Meet the Taken-For-a-Ridesmaids! Among their angry rank is Carol Raskind, an Upper East Sider and advertising copywriter.

“I’m still fuming,” said Ms. Raskind, who preferred not to disclose her age. A few years ago, a co-worker invited her to join her wedding party, which included male “attendants” (as with airline stewardesses, bridesmaids have now become “attendants”-and indeed, there is much about the modern wedding that is like a tedious six-hour plane ride-”chicken or beef?”-but that’s another story). The one thing this crew had in common was that they wore eyeglasses-so although the dress code was “wear what you want,” the bride thought it would be fun if everyone ordered a pair of prescription glasses in matching wire-rimmed frames with purple-tinted lenses. “Ever the dutiful pals, we all complied,” Ms. Raskind said. “Then she eloped in India. We ‘bridesmaids’ were left at the altar with hideous glasses that had cost, depending on the individual’s prescription, between $300 and $500 a pair. It left this lingering sort of uccch .”

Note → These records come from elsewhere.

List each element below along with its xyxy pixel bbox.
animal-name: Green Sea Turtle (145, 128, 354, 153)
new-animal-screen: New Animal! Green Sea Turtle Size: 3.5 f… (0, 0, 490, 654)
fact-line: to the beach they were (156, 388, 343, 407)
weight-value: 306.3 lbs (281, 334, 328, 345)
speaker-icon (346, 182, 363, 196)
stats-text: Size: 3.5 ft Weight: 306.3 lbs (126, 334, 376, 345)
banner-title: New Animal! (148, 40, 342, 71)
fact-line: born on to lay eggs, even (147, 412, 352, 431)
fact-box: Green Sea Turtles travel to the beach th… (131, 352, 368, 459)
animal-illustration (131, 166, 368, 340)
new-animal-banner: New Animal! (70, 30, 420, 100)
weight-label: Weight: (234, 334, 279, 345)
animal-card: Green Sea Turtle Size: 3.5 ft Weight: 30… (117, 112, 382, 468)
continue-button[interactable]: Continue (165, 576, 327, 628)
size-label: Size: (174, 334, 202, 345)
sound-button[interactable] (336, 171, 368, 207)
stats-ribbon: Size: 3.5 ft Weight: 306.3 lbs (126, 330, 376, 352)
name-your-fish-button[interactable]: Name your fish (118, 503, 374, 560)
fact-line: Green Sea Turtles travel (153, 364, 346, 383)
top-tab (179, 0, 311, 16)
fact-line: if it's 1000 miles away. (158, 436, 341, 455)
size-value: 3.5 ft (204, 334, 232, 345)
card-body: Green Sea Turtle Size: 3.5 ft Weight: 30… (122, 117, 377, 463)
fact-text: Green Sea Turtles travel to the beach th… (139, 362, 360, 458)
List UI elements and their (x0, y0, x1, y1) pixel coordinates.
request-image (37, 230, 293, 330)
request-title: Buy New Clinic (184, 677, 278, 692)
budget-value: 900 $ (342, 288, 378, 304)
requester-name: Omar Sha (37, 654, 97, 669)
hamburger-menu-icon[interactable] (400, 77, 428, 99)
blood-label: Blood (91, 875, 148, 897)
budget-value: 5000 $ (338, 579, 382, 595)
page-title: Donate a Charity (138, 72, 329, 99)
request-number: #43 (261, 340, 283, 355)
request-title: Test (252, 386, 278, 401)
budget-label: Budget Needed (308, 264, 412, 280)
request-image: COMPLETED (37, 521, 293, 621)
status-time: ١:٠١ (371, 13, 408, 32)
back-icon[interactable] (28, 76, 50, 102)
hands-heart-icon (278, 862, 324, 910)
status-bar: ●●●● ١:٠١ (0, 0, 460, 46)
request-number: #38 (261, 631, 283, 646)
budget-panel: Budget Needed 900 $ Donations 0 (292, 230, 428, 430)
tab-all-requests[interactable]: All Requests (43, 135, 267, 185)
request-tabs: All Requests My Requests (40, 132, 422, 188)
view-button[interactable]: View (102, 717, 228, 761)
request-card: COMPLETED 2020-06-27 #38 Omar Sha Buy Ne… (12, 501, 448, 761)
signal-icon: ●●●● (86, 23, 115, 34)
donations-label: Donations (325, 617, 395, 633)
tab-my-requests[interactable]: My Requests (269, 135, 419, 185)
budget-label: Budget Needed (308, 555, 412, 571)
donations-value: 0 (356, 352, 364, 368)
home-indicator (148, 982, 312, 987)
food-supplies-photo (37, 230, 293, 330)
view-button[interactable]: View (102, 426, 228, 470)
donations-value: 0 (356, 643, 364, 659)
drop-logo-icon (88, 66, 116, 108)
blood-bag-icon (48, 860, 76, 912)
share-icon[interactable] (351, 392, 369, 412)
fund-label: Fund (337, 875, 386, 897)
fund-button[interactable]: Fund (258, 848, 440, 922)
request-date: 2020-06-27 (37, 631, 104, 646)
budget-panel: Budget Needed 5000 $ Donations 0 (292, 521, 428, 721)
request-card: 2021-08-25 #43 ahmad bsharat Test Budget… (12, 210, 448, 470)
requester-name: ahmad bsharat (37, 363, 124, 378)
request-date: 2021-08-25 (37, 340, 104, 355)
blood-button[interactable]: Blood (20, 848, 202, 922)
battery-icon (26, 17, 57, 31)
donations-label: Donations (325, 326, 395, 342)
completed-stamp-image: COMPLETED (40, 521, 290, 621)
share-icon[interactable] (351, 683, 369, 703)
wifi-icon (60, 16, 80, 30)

Meanwhile, Kate Sandberg, a 27-year-old actress who lives in Park Slope, has a friend who wants her future bridesmaids to wear saris, in the color of their choice. “And my friend isn’t even remotely Middle Eastern,” she said. “Also, she doesn’t want to do engagement rings, she wants to do engagement bracelets, because she thought the ring was too traditional. I’m like, ‘Yeah, but then your husband would be wearing a bracelet all the time.’”

A Lower East Side bride weighed in: Stephanie Dolgoff, the 37-year-old health and nutrition director of Self magazine, figured herself “too damn old” for bridesmaids when she wed in the Catskills three years ago. “When you’re older, you don’t need to surround yourself with your ‘posse’ to feel secure,” she said. “It’s not like we’re all eager young chicks right out of college who see this as a culmination of what you do when you graduate. There’s less of a line-up, like little Barbie dolls in a row, and more ‘It’s a big party, how can I help?’”

So she anointed three friends to be her unofficial little elves … with mixed results. “One friend, because she was organizing my shower, designated herself maid of honor and was threatened by the two other friends who were happy to do grunt work,” Ms. Dolgoff said. Unpoliced by bridal diktats , the putative M.O.H. proceeded to choose an Alexandra Kerry–like black sheath for the celebration. “I don’t know the exact fabric, but it was sort of stretchy, sparkly and see-through,” Ms. Dolgoff said. “I’m far from prudish, but she was clearly going for ‘Babe of the Wedding.’”

Seen in this light, the cheesy color-coordination of yore begins to take on a certain Busby Berkeley charm.

“I’m a big fan of things like synchronized swimming, tap dancing and cheerleading-no creativity,” said Ms. Sandberg, the actress. “My friends got married and they had a bridal party of 16, 18 maybe-it was huge -and they all had the same champagne top and champagne skirt. I loved it.”